Yes, yoga. I’m at South Boston Yoga, where three times a week, students come to bend, flex, and twist in midair with the aid of silk swings tethered to the ceiling. Aerial yoga presents a unique challenge: Since you’re constantly trying to stay balanced, you work different muscle groups than you would in the usual, grounded practice. Watching the demo video online, I’m fascinated — it’s a blend of vinyasa, trapeze, and a L’eggs commercial.

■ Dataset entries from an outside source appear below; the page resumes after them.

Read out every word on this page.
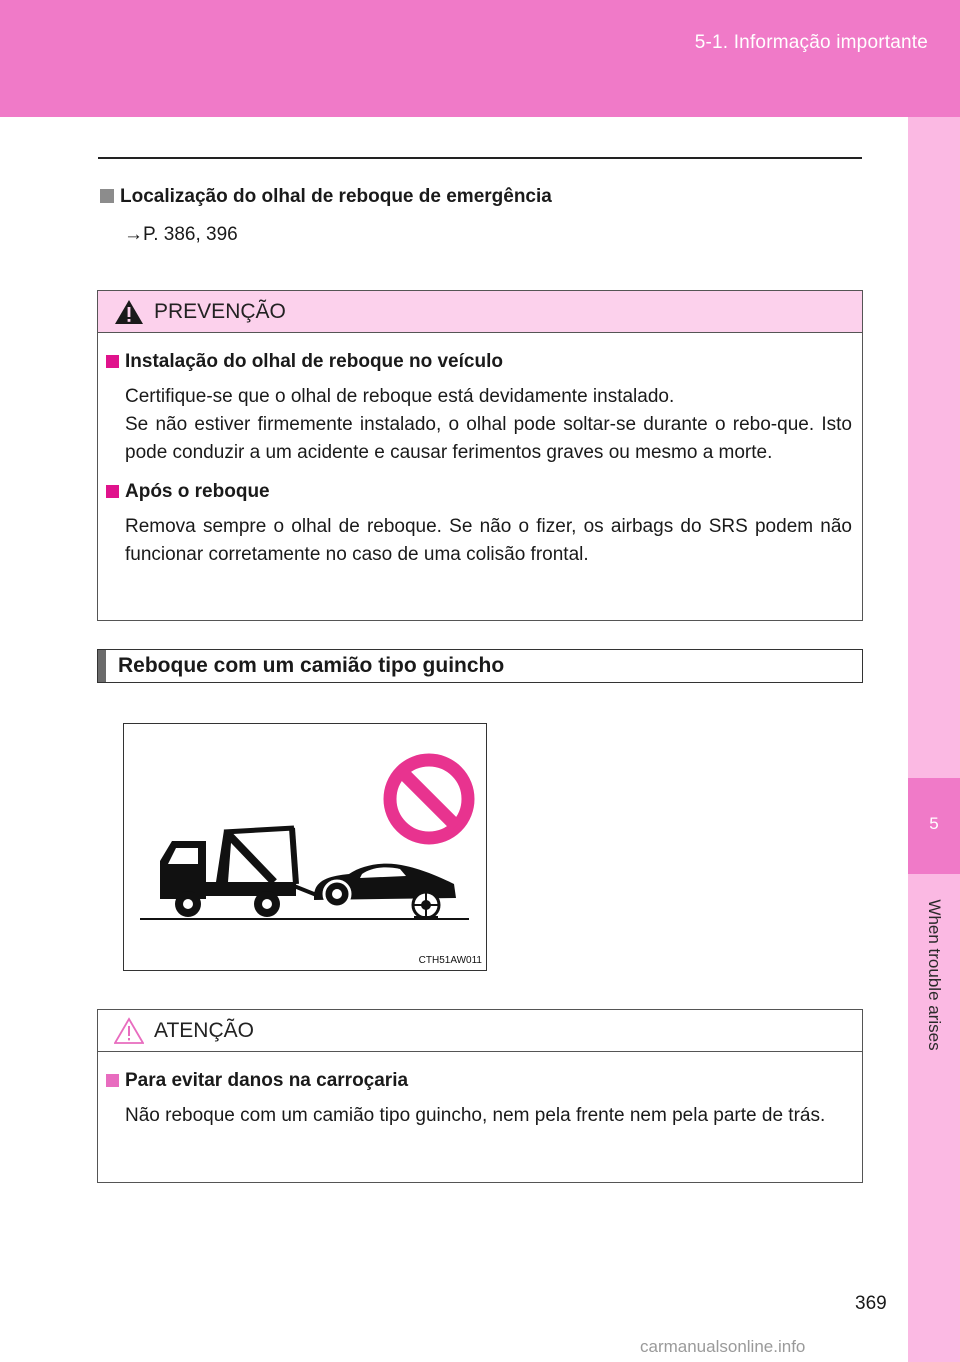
5-1. Informação importante
5
When trouble arises
Localização do olhal de reboque de emergência
→P. 386, 396
PREVENÇÃO
Instalação do olhal de reboque no veículo

Certifique-se que o olhal de reboque está devidamente instalado.

Se não estiver firmemente instalado, o olhal pode soltar-se durante o rebo-que. Isto pode conduzir a um acidente e causar ferimentos graves ou mesmo a morte.

Após o reboque

Remova sempre o olhal de reboque. Se não o fizer, os airbags do SRS podem não funcionar corretamente no caso de uma colisão frontal.

Reboque com um camião tipo guincho
CTH51AW011
ATENÇÃO
Para evitar danos na carroçaria

Não reboque com um camião tipo guincho, nem pela frente nem pela parte de trás.

369
carmanualsonline.info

Certain I’ll suffer a mortifying face plant if I attempt an airborne Warrior II, I arrange a semiprivate session with my colleague Courtney for moral support. Our instructor, Joanna Keseberg, is no typical yogi. She’s a circus performer — the fire-eating, stilts-wearing kind. Luckily, her lesson is for non-acrobats. To start, we nestle into a side-lying position inside the fabric and curl our bodies into balls. As I unfurl my limbs, I feel like a pupa metamorphosing into a stretchy butterfly. It’s odd, yet soothing.

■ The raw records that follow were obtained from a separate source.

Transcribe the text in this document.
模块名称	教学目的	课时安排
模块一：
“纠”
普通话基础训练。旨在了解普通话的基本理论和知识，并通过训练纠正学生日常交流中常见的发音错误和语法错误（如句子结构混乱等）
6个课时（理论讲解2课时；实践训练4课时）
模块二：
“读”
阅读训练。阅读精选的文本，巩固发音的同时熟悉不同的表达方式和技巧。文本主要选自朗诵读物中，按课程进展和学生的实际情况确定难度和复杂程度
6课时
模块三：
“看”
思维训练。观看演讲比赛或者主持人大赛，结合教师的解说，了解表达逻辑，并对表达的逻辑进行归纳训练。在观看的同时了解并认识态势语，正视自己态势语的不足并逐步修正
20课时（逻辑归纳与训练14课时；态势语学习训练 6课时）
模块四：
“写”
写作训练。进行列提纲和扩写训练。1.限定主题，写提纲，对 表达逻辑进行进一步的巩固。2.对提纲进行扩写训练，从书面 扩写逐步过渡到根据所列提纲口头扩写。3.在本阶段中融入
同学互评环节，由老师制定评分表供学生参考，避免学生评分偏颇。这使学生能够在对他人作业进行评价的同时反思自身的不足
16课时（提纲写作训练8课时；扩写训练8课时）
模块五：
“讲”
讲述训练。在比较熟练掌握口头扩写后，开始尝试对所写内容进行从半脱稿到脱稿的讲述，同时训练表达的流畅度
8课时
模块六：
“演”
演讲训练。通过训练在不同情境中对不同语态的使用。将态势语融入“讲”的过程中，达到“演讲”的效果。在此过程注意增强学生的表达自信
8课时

Ten minutes later, though, I try my first inversion. With my feet skyward and my nose a few inches from the mat, I’m suddenly reeling. And, as the routine becomes increasingly complex — a tree pose, in which I’m standing on the fabric and slowly rotating; a supported sideways crane; a swinging dancer — full-blown motion sickness takes hold. Courtney, looking green, stops for a sip of water, but I grit my teeth and fight the urge to gag, all the way through the final meditation.
After class, we hightail it to the local bodega and each chug a bottle of ginger ale. Thankfully, the queasiness passes, and the next day, I wake up sore all over. The hurts-so-good aftereffects are so dramatic, I’m actually tempted to go back — armed with Dramamine, that is.
$15 (Drop-in rate), Classes on Tuesdays, Saturdays, and Sundays; South Boston Yoga, 36 W. Broadway, Boston, 617-315-7448, southbostonyoga.net.